Calmcode - diskcache: introduction

The diskcache usecase

1 2 3 4 5

Let's say that you're making a web request maybe to an API. Here's one such example that uses the Star Wars API.

import requests as rq

def fetch_starwars_person(i):
    return rq.get(f"https://swapi.dev/api/people/{i}/").json()

fetch_starwars_person(1)

When this code runs, you'll see it return output like this:

{
   "birth_year":"19BBY",
   "created":"2014-12-09T13:50:51.644000Z",
   "edited":"2014-12-20T21:17:56.891000Z",
   "eye_color":"blue",
   "films":[
      "https://swapi.dev/api/films/1/",
      "https://swapi.dev/api/films/2/",
      "https://swapi.dev/api/films/3/",
      "https://swapi.dev/api/films/6/"
   ],
   "gender":"male",
   "hair_color":"blond",
   "height":"172",
   "homeworld":"https://swapi.dev/api/planets/1/",
   "mass":"77",
   "name":"Luke Skywalker",
   "skin_color":"fair",
   "species":[
      
   ],
   "starships":[
      "https://swapi.dev/api/starships/12/",
      "https://swapi.dev/api/starships/22/"
   ],
   "url":"https://swapi.dev/api/people/1/",
   "vehicles":[
      "https://swapi.dev/api/vehicles/14/",
      "https://swapi.dev/api/vehicles/30/"
   ]
}

But the request does take a bit of time.

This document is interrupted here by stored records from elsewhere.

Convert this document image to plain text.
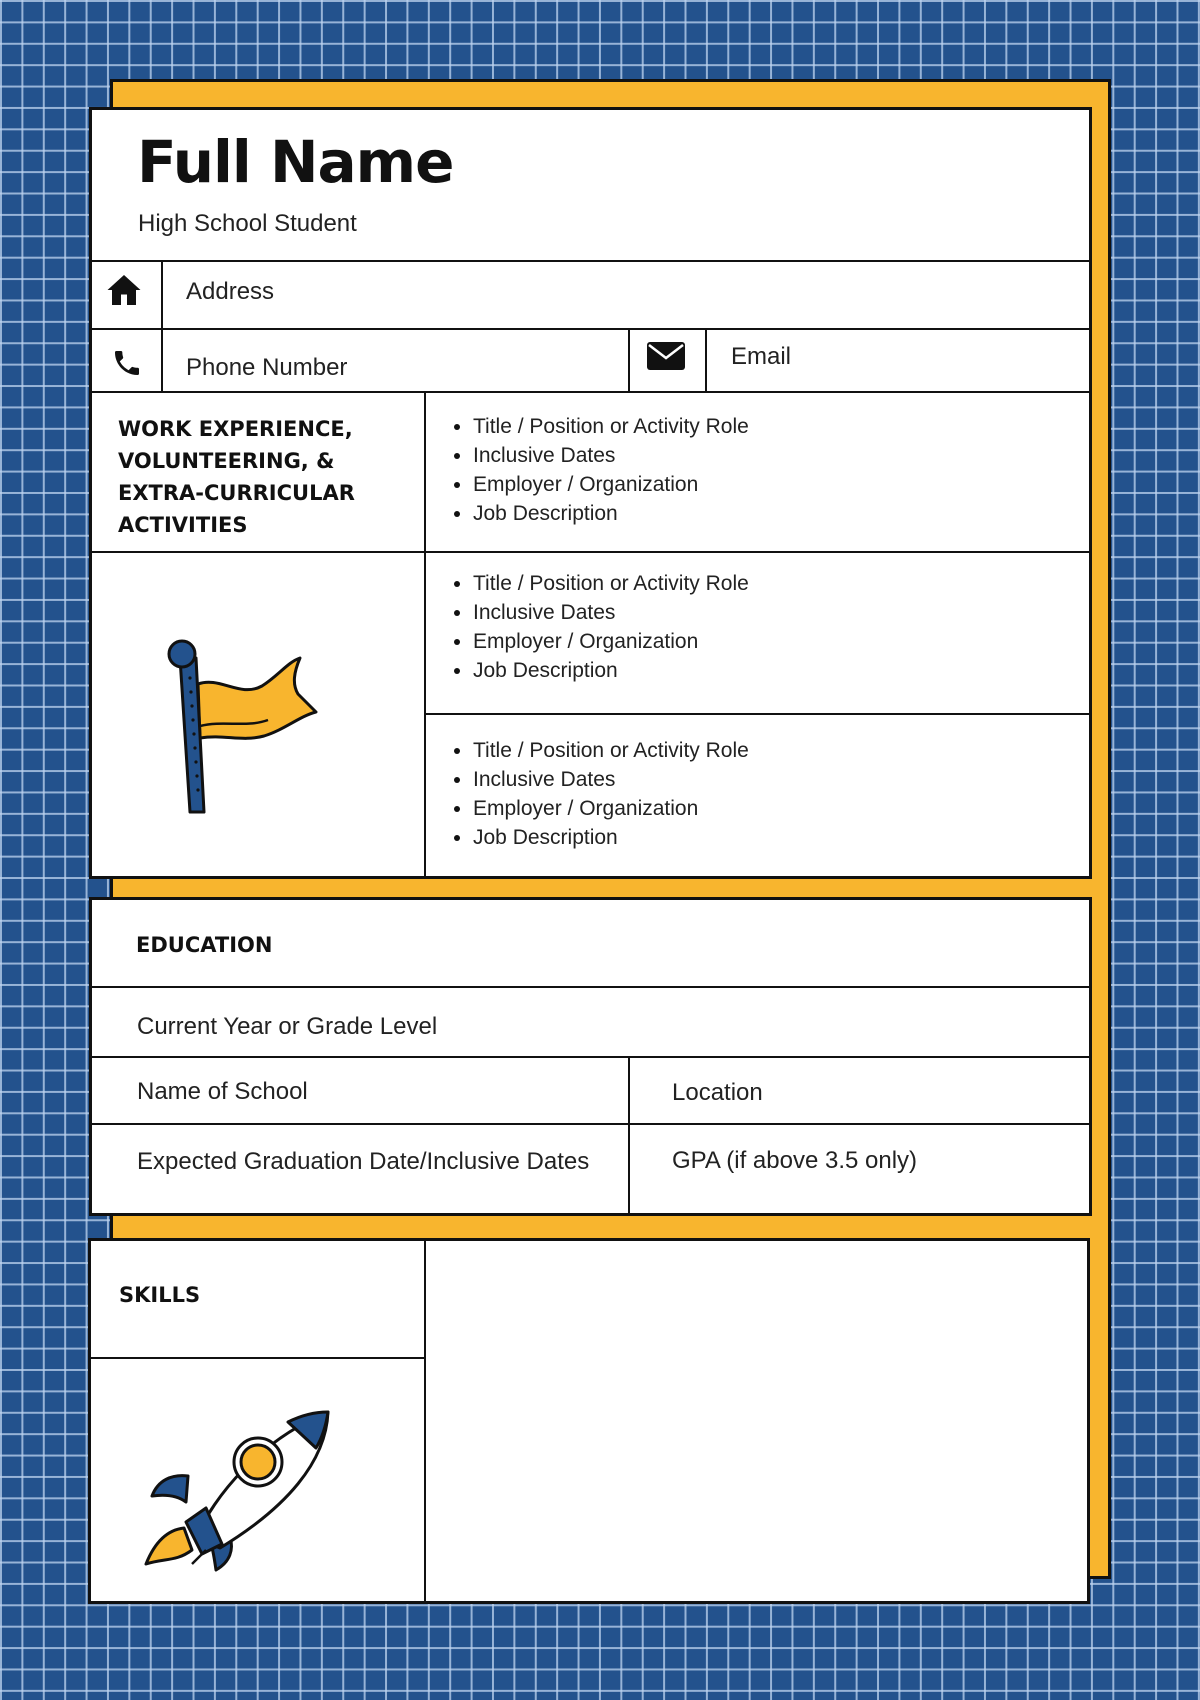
Full Name
High School Student
Address
Phone Number	Email
WORK EXPERIENCE, VOLUNTEERING, & EXTRA-CURRICULAR ACTIVITIES
• Title / Position or Activity Role
• Inclusive Dates
• Employer / Organization
• Job Description
• Title / Position or Activity Role
• Inclusive Dates
• Employer / Organization
• Job Description
• Title / Position or Activity Role
• Inclusive Dates
• Employer / Organization
• Job Description
EDUCATION
Current Year or Grade Level
Name of School	Location
Expected Graduation Date/Inclusive Dates	GPA (if above 3.5 only)
SKILLS
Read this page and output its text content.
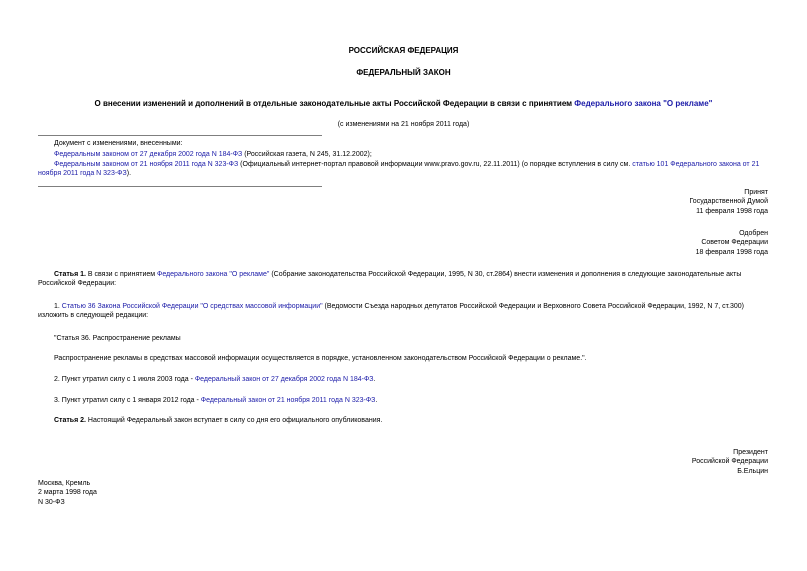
РОССИЙСКАЯ ФЕДЕРАЦИЯ
ФЕДЕРАЛЬНЫЙ ЗАКОН
О внесении изменений и дополнений в отдельные законодательные акты Российской Федерации в связи с принятием Федерального закона "О рекламе"
(с изменениями на 21 ноября 2011 года)
Документ с изменениями, внесенными:
Федеральным законом от 27 декабря 2002 года N 184-ФЗ (Российская газета, N 245, 31.12.2002);
Федеральным законом от 21 ноября 2011 года N 323-ФЗ (Официальный интернет-портал правовой информации www.pravo.gov.ru, 22.11.2011) (о порядке вступления в силу см. статью 101 Федерального закона от 21 ноября 2011 года N 323-ФЗ).
Принят
Государственной Думой
11 февраля 1998 года
Одобрен
Советом Федерации
18 февраля 1998 года
Статья 1. В связи с принятием Федерального закона "О рекламе" (Собрание законодательства Российской Федерации, 1995, N 30, ст.2864) внести изменения и дополнения в следующие законодательные акты Российской Федерации:
1. Статью 36 Закона Российской Федерации "О средствах массовой информации" (Ведомости Съезда народных депутатов Российской Федерации и Верховного Совета Российской Федерации, 1992, N 7, ст.300) изложить в следующей редакции:
"Статья 36. Распространение рекламы
Распространение рекламы в средствах массовой информации осуществляется в порядке, установленном законодательством Российской Федерации о рекламе.".
2. Пункт утратил силу с 1 июля 2003 года - Федеральный закон от 27 декабря 2002 года N 184-ФЗ.
3. Пункт утратил силу с 1 января 2012 года - Федеральный закон от 21 ноября 2011 года N 323-ФЗ.
Статья 2. Настоящий Федеральный закон вступает в силу со дня его официального опубликования.
Президент
Российской Федерации
Б.Ельцин
Москва, Кремль
2 марта 1998 года
N 30-ФЗ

We can measure this in Jupyter via the %%time magic command.

%%time

fetch_starwars_person(1)

When we run this on our machine it seems that it takes about a second to return the request. That could be fine, but you can imagine that if we were to repeat this request multiple times that we'd be waiting a whole lot which feels wasteful.

Memory

Instead of rerunning the same request and waiting for a response we could choose to cache the result. A convenient method for this is the lru_cache decorator that can be found in functools.

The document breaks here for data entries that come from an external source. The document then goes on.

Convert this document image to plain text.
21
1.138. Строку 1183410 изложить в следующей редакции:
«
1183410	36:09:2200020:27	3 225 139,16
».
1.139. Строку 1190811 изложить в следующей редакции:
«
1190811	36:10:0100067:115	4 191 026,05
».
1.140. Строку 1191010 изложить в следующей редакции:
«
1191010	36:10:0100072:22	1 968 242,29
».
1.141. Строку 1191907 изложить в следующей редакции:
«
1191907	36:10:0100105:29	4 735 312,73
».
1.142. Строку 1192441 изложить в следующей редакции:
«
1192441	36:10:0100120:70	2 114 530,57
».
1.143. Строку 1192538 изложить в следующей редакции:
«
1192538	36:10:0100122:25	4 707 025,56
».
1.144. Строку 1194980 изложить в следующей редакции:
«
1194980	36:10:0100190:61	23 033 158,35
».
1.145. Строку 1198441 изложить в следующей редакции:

from functools import lru_cache 

@lru_cache 
def fetch_starwars_person(i):
    return rq.get(f"https://swapi.dev/api/people/{i}/").json()

The first time you'll run this function it'll take a second again, but after that it'll be much faster! We see speeds around the 9.06 µs mark.

Downside

This trick is great, but it isn't perfect either. What happens if we restart the notebook? In that case we'd lose the state in the memory and we'd have to start all over again. For a single request and a single endpoint this isn't the end of the world ... but it would be nice if we could cache a whole bunch of data and re-use it at a later point in time.

For use-cases like this ... you might be interested in using diskcache. It's a joyful little library that uses Sqlite under the hood to act as a cache that is stored on disk. It comes with no dependencies and we've found it to be a very likeable tool to use.

The goal of this series of videos is to do a deep dive on this tool and to show how you might use it in some of your projects.